With a large enough dataset that included detailed patient histories as well as COVID-19 outcomes, a similar algorithm could quickly pick up patterns in which young and seemingly healthy patients end up suddenly needing a ventilator or other critical care — work that would be vastly slower or impossible for a human to perform, and which could in turn help people understand their own risk and help doctors plan.
But since being recruited to Toronto from the Massachusetts Institute of Technology, Ghassemi says she has struggled to access data relevant to health care in Ontario or Canada.
“I am a publicly funded researcher at a publicly funded university and my students can only do research on data from the United Kingdom and the United States. I’ve been here for almost two years and I don’t have active projects for my PhD students that uses Canadian health data, because I can’t get access to it,” Ghassemi says, adding that means her work is helping other countries solve important health challenges.
“In both of those jurisdictions, data is not kept in secret jails in the way that it is in Ontario.”
Some in the field say they see signs of progress.
“I would say that there is a strong willingness to move quickly to try to bring the necessary data together to try to tackle this. I think governments, the health system, researchers are all mobilizing to try to answer that call quickly and responsibly,” says Andrea Smith, director of Health Data Partnerships at the Vector Institute.
Privacy concerns are often cited as a risk for distributing even anonymized health data, but researchers who want to see this information shared in a responsible way say slowing the pace of health-care research should be balanced against that.
“Inaction is actually a huge risk in and of itself,” says Smith.
A spokesperson for Ontario Health Minister Christine Elliott said the provincial government is planning changes to the legislation that governs the protection of health information that would allow for better coordination of data between primary care physicians and public health, and that will enable new regulations to provide deidentified data to researchers.
“It’s a huge limitation right now, one we identified before COVID when the legislation was drafted. But it’s been made all the more clear now,” said Travis Kann.
On Monday evening, the Canadian Institute for Health Information, an independent organization that is mostly funded by the federal government and provincial and territorial ministries of health, created a new webpage pointing to several types of information relevant to the COVID-19 pandemic, including information hospital beds, ICUs, ventilators and the number and distribution of health-care workers across Canada.
The CIHI portal collects several sources of information that were previously scattered and challenging to find, and a spokesperson said it will be expanded. But in a fast-moving pandemic, researchers say they need information that is either real-time or at least updated daily.
AI scientists aren’t the only ones frustrated by a shortage of relevant data.

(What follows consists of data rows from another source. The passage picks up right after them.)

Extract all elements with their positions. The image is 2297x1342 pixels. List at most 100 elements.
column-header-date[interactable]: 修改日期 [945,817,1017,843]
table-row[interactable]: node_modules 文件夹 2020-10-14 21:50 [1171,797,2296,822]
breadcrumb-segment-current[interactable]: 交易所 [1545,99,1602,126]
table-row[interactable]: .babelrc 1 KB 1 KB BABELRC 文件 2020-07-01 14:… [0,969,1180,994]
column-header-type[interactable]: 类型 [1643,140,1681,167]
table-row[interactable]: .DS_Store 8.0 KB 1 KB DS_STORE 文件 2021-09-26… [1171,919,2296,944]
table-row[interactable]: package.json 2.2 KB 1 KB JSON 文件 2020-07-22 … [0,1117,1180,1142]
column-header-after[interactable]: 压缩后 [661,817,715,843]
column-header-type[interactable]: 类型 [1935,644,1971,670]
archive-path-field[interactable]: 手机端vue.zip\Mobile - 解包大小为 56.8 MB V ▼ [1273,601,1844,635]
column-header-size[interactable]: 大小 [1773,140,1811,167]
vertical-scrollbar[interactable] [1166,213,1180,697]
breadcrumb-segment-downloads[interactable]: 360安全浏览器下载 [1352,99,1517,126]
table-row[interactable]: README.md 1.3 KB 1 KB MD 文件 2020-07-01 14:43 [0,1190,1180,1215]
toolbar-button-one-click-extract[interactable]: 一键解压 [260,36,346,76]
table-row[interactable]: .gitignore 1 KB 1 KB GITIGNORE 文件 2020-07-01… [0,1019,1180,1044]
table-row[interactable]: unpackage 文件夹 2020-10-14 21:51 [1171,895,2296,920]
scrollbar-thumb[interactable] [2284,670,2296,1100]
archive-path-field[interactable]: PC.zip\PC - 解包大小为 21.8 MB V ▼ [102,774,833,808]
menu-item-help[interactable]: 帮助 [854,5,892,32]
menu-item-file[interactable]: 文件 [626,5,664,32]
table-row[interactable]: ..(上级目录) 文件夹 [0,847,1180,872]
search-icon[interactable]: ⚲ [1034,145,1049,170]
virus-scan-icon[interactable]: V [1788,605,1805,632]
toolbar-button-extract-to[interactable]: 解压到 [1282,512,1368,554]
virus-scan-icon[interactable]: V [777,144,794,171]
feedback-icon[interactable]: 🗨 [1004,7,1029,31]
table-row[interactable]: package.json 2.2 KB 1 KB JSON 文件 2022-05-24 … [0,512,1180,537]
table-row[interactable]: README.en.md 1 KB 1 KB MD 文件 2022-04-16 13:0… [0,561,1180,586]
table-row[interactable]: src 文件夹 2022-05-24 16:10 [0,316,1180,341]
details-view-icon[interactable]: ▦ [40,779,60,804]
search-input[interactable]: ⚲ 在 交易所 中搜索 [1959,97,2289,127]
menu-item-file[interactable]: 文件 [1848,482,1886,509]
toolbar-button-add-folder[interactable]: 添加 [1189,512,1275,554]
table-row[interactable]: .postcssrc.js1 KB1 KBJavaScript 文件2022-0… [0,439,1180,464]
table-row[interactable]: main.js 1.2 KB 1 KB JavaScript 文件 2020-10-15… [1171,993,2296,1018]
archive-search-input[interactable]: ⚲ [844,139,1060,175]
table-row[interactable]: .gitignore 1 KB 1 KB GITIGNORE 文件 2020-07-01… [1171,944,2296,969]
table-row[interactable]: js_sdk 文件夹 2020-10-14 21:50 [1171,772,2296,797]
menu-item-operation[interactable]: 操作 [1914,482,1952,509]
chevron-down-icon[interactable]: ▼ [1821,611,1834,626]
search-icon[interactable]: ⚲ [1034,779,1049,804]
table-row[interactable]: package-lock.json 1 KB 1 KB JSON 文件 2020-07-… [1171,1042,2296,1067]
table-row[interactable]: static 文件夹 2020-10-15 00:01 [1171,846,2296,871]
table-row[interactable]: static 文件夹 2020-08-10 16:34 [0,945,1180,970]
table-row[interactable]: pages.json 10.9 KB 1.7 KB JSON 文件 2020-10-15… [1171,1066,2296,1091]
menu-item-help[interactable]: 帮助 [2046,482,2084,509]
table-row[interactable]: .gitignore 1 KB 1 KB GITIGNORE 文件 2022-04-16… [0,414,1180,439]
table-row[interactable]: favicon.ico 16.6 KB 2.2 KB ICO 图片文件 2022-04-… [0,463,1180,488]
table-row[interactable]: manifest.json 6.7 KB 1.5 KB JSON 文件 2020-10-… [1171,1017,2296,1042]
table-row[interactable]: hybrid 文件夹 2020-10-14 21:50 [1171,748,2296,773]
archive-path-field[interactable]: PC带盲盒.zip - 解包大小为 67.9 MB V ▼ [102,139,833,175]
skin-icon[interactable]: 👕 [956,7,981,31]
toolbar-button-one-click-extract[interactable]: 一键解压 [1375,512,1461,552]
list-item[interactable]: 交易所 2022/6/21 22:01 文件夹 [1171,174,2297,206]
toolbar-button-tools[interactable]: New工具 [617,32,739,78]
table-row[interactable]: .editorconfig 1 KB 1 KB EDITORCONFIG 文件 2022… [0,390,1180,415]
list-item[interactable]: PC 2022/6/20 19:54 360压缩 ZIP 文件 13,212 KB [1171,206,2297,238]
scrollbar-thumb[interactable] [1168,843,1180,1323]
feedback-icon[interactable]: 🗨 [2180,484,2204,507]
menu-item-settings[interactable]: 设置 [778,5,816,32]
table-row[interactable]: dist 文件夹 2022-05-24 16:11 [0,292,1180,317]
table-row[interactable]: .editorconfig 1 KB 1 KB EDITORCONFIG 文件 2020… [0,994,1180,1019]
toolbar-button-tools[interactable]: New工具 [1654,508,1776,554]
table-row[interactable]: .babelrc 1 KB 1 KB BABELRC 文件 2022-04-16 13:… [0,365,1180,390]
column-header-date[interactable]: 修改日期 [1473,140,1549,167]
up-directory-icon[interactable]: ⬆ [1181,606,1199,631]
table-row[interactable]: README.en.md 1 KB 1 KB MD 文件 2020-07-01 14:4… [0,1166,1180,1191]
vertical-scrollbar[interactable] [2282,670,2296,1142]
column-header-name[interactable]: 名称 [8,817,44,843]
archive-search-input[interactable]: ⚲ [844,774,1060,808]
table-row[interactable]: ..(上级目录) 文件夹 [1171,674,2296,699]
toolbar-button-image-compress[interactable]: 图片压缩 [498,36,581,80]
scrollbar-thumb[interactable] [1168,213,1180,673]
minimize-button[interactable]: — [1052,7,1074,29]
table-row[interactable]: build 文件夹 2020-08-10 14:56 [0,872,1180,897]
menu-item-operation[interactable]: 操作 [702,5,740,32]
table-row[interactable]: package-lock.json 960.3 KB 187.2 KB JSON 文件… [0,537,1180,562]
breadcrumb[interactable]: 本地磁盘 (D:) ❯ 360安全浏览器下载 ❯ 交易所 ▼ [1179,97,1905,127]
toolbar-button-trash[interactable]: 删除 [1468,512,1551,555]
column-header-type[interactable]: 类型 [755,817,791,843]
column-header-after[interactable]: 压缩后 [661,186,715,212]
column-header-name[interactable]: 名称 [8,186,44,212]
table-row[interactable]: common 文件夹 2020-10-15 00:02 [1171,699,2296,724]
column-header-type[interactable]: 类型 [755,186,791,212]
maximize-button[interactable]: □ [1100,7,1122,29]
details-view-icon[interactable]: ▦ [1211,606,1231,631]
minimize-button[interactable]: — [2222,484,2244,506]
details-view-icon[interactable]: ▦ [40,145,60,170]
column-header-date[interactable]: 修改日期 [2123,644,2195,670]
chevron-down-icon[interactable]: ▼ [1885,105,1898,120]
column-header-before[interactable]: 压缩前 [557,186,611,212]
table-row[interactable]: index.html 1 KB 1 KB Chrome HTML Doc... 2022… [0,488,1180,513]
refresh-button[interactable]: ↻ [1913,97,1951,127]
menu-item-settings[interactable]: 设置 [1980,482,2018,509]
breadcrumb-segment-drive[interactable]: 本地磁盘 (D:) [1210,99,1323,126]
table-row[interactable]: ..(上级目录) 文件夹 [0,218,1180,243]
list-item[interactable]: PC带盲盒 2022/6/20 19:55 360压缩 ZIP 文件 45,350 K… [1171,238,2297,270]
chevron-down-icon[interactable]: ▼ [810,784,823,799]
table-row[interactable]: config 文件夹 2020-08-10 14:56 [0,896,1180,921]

Though there are questions he would like to explore with machine learning experts, “there’s aton we can do with just regular old fashioned intel,” says David Fisman, an epidemiologist at the University of Toronto’s Dalla Lana School of Public Health.
Fisman and his colleagues have been modelling how social distancing interventions will affect Ontario’s epidemic. But because the case count information the province publicly shares is fragmented and partial, the group has been struggling to calculate whether the measures Ontario has implemented in recent weeks are helping to flatten the epidemic curve and bring the outbreak under control.
Researchers point out that Ontario has a single-payer health-care system, which should make data more accessible, not less, and that science derived from places like Toronto could benefit the whole world, since the population is so diverse.
One of the reasons Ghassemi came here, she says, is that “the ecosystem is so promising. And yet there’s this cultural conservatism in senior leadership in the health-care space.”